Lucille Teasdale's Story

Based on the criteria you have established, was Lucille Teasdale a committed citizen or crazy? Read the back grounder, watch the Historica Heritage Minute and then decide.

Humanitarian and visionary Lucille Teasdale was one of Canada's first female surgeons. She went to Gulu, Uganda to practice medicine and to help those in need. By the time of her death in 1996, she received numerous international honours including the Order of Québec and the Order of Canada. Lucille Teasdale's extraordinary selflessness and humanitarian determination make her one of Canada's most remarkable women.

Lucille Teasdale was born in the East End of Montréal in 1929. She grew up in a working class, Roman Catholic community. She was interested in medicine and was determined to get into medical school.

She graduated from the University of Montréal medical school at age 26, and interned at St. Justine-Hospital. While there she met Piero Corti, her future husband. She really wanted to become a surgeon, but neither Canada nor the United States would admit her because she was a woman. In 1960, she was accepted by two hospitals in France to specialize in pediatric surgery.

Later, Piero Corti convinced her to help him set up a hospital in Gulu, Uganda.
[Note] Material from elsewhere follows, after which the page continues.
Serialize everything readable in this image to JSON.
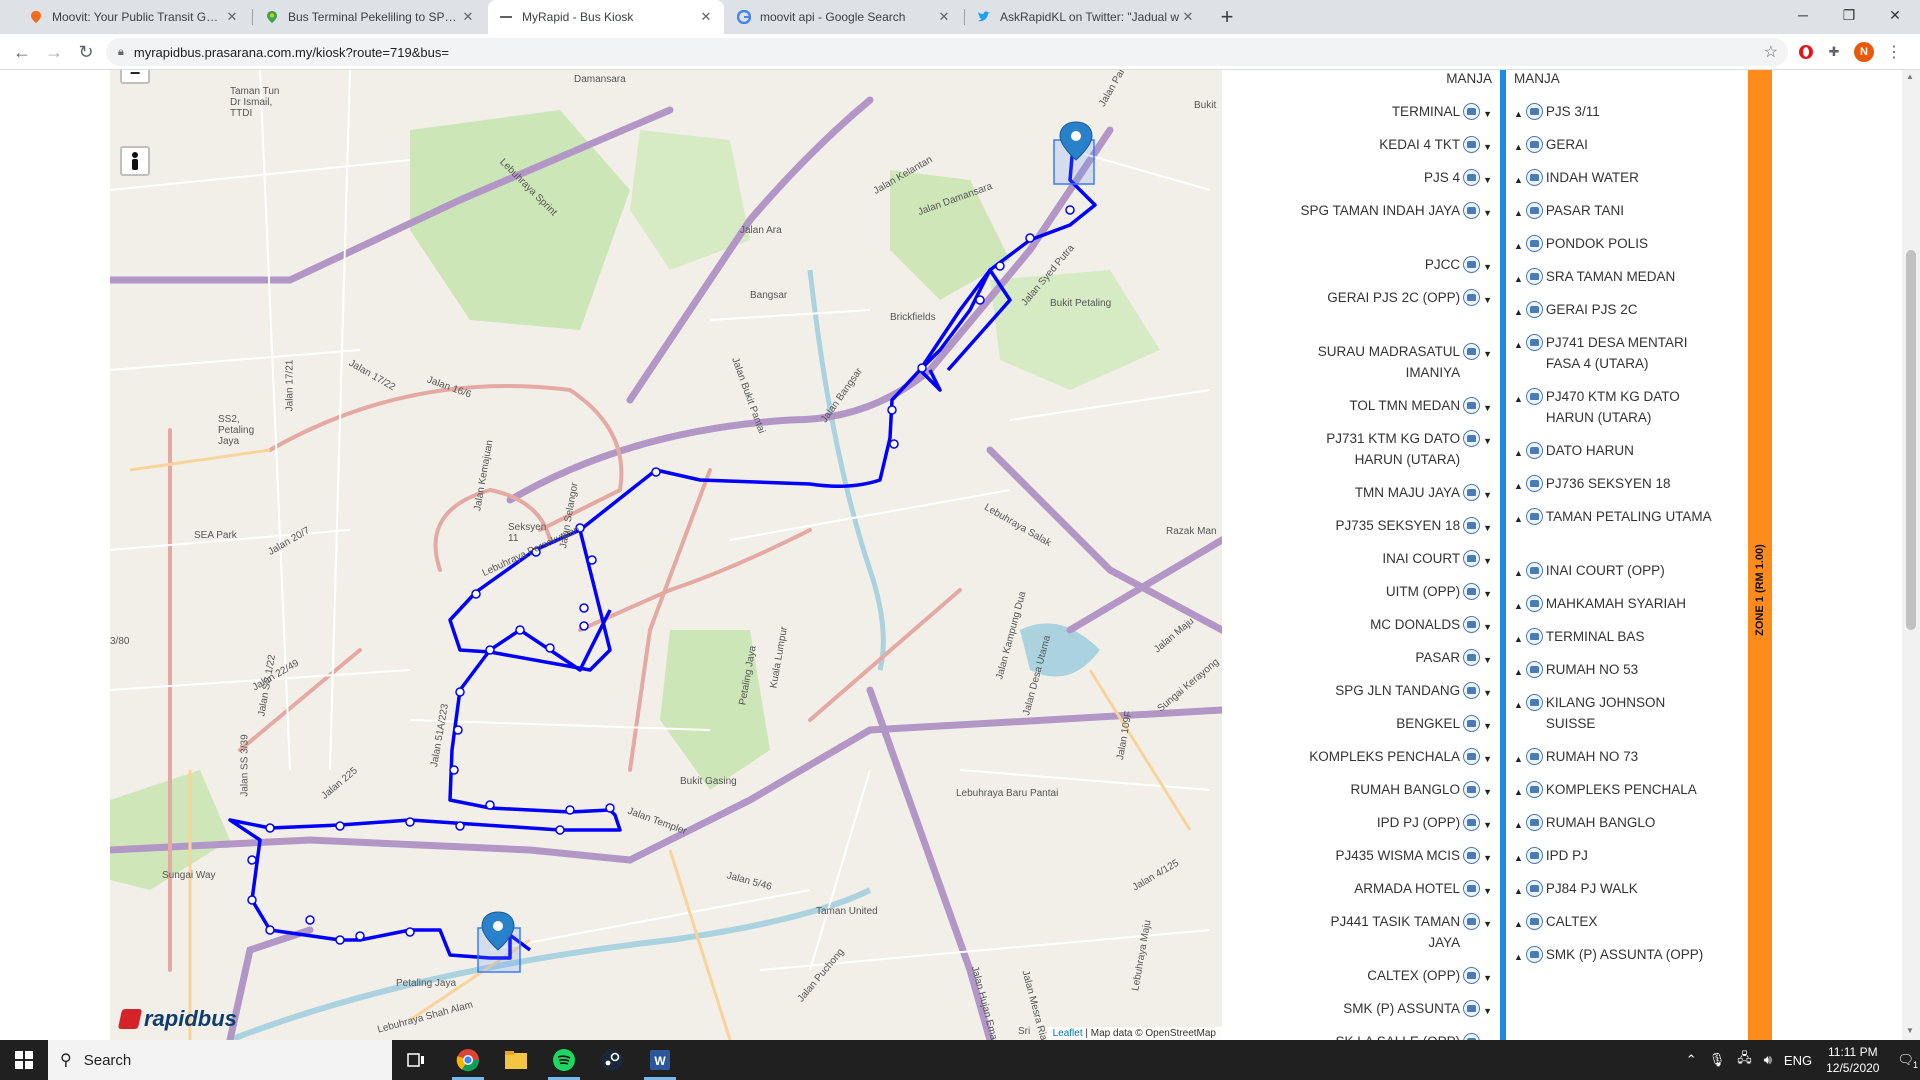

They arrived there in 1961 and began their work at St Mary's-Lacor Hospital. They transformed a desolate, 40-bed building into a 500-bed hospital treating over 150,000 patients annually.

She personally treated over 13,000 patients throughout her career at St Mary's-Lacor Hospital. She continued practicing medicine throughout Uganda's turbulent dictatorships, civil war, and AIDS epidemic. Lucille operated on hundreds of soldiers during the civil war.

She contracted HIV in 1985 while operating on a soldier and was told that she had only two years left to live. Unconvinced, she was more determined than ever and continued performing surgery until 1993. While she was concerned about transmitting the disease during operations, "…in the end, we decided that the risk was very low. And I was the only surgeon able to conduct the operations so if I didn't do it, the patient would die."